Until recently, classical culture presented itself as the flagship of teaching. Texts that were held to be the founders of our civilisation were to be made familiar to pupils. What the ancients said did not apply only to their epoch: their message and their personal example expressed a wisdom and an art of living that was to inspire generations of all epochs. There was in them a spring of living water to which those who learnt the craft of being man had to tirelessly return. Now that thread has been broken. The approach of the Ancients has been lost in the night of passing time. The modern believes that it can receive no lesson from the examples of a past epoch. The humanistic disciplines have been steadily eliminated by the programmes that have been established, since by now a new man is being imagined. Memory has seen itself descend to the abyss of an ancillary status. Now neither the ancient tales or poems are learnt by heart. History has become an optional subject: with the recent misadventures alone of mankind narrated, the ‘anciens régimes’ are made to sink into the darkness of indifference. Literature and philosophy no longer establish a direct contact with the masters because by now comments, structural analyses and meta-criticism occupy the whole scene.
Words never disappear completely; they are content to emigrate. After the advent of the electronic era those of memory and transmission acquire a completely different reality. ‘With the computer and Internet, memory is counted in octets, transmission assesses its band speed. What matters is the capacity of the disk, the number of bars, the size of the cable and the tube. From acting we have passed to capacity. One clicks, one saves. One clicks, one sends. In the four corners of the universe…databases are created that are as diverse as they are variegated. A formidable accumulation of computerised memory which endlessly continues the densification of the network of communication’ (Jean-François Bouthors). What memory is one dealing with? What transmission is effected? What will preside over this gigantic movement? The old dream of Prometheus can reacquire shape: memory and transmission are said to allow us to believe in the advent of a man who has access to all knowledge and all the bases of information. But to do what? How can we engage in discernment amidst this inert mass of available data?

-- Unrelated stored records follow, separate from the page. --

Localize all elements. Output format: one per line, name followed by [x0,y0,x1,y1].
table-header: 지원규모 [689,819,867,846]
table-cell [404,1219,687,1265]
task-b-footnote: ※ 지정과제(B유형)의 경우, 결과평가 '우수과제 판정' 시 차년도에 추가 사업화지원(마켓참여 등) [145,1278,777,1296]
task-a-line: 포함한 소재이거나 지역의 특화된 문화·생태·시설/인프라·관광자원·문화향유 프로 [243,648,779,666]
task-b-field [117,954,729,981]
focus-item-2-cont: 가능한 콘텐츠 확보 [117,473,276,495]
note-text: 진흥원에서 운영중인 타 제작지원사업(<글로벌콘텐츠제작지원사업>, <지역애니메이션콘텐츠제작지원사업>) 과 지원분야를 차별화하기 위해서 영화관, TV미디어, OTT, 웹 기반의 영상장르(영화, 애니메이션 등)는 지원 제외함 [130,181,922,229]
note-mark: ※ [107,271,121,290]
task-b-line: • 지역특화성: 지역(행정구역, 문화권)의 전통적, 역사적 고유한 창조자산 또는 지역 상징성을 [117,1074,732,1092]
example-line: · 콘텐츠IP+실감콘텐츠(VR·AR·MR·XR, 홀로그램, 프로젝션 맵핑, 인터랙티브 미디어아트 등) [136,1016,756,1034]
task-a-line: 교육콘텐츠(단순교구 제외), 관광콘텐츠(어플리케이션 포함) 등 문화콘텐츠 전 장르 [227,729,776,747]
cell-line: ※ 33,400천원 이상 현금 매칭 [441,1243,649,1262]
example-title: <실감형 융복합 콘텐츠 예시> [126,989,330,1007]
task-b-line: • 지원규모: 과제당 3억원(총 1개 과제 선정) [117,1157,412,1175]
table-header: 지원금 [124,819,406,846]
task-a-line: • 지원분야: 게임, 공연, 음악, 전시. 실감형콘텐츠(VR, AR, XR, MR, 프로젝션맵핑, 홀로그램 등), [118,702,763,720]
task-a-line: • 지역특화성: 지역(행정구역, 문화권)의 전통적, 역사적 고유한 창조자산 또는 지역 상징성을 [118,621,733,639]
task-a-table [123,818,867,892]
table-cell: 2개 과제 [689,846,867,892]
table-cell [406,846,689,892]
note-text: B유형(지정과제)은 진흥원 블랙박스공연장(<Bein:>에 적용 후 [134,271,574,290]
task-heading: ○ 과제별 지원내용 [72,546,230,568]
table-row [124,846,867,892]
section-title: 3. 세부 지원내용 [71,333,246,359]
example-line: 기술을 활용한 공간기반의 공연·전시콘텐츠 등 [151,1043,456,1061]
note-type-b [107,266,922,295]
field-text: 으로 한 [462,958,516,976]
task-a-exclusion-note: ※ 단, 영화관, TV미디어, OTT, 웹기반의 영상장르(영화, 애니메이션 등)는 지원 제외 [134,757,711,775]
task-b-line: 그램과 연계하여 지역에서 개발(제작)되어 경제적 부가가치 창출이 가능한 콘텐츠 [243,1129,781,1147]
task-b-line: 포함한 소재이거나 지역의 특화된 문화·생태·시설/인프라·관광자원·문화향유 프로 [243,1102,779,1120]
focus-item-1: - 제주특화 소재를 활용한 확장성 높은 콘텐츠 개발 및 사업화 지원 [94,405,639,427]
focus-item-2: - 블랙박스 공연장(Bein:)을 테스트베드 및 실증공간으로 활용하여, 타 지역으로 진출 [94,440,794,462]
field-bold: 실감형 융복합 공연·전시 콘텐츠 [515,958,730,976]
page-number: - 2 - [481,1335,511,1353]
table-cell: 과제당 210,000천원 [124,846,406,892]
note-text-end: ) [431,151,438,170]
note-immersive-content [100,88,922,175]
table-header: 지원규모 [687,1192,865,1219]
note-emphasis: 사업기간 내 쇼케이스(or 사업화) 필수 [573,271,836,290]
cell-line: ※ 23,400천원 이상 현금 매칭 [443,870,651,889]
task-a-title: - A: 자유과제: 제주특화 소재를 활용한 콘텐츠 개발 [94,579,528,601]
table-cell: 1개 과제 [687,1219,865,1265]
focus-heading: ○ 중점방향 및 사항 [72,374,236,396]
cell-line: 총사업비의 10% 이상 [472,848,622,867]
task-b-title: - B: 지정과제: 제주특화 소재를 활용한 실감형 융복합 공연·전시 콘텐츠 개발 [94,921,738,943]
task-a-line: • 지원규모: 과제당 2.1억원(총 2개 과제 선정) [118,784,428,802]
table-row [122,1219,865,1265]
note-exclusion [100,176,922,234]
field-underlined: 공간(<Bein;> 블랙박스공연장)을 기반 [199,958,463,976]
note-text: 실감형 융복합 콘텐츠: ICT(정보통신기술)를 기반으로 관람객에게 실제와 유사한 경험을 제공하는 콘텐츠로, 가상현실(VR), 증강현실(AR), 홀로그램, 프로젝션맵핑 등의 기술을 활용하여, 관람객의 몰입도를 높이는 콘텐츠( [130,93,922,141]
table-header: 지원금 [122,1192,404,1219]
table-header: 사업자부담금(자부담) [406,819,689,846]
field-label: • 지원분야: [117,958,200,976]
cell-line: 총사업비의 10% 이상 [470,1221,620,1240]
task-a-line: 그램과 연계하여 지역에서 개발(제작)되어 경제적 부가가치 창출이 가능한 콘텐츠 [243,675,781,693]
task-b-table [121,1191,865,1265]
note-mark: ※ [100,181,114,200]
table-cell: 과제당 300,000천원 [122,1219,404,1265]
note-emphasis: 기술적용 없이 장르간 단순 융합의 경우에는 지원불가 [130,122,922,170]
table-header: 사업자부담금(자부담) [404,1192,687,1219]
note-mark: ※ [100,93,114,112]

This last question opens up a new field for the humanistic disciplines. The imperative of discernment, indeed, refers to what is specifically human – to distinguish what makes the human grow in each one of us and to forgo useless or even injurious knowledge. Schools could then remind us of the illusions of an endless progress for which mankind laid a heavy price during the last century. If it managed to free itself once again (I do not dare to write once and for all) of this old pernicious dream, it would find new reasons to hope. For this motive, and for others as well, the age of the ‘profs,’ in opposition to pessimistic forecasts, still has a future before it. Ever since I started working in universities, and then as a bishop, I often encountered teachers. I used to say to them: “do not allow yourselves to be overwhelmed by this widespread pessimism! I know that your work has become difficult. However it remains the finest trade in the world. Indeed, it is thanks to you that mankind is born to itself.”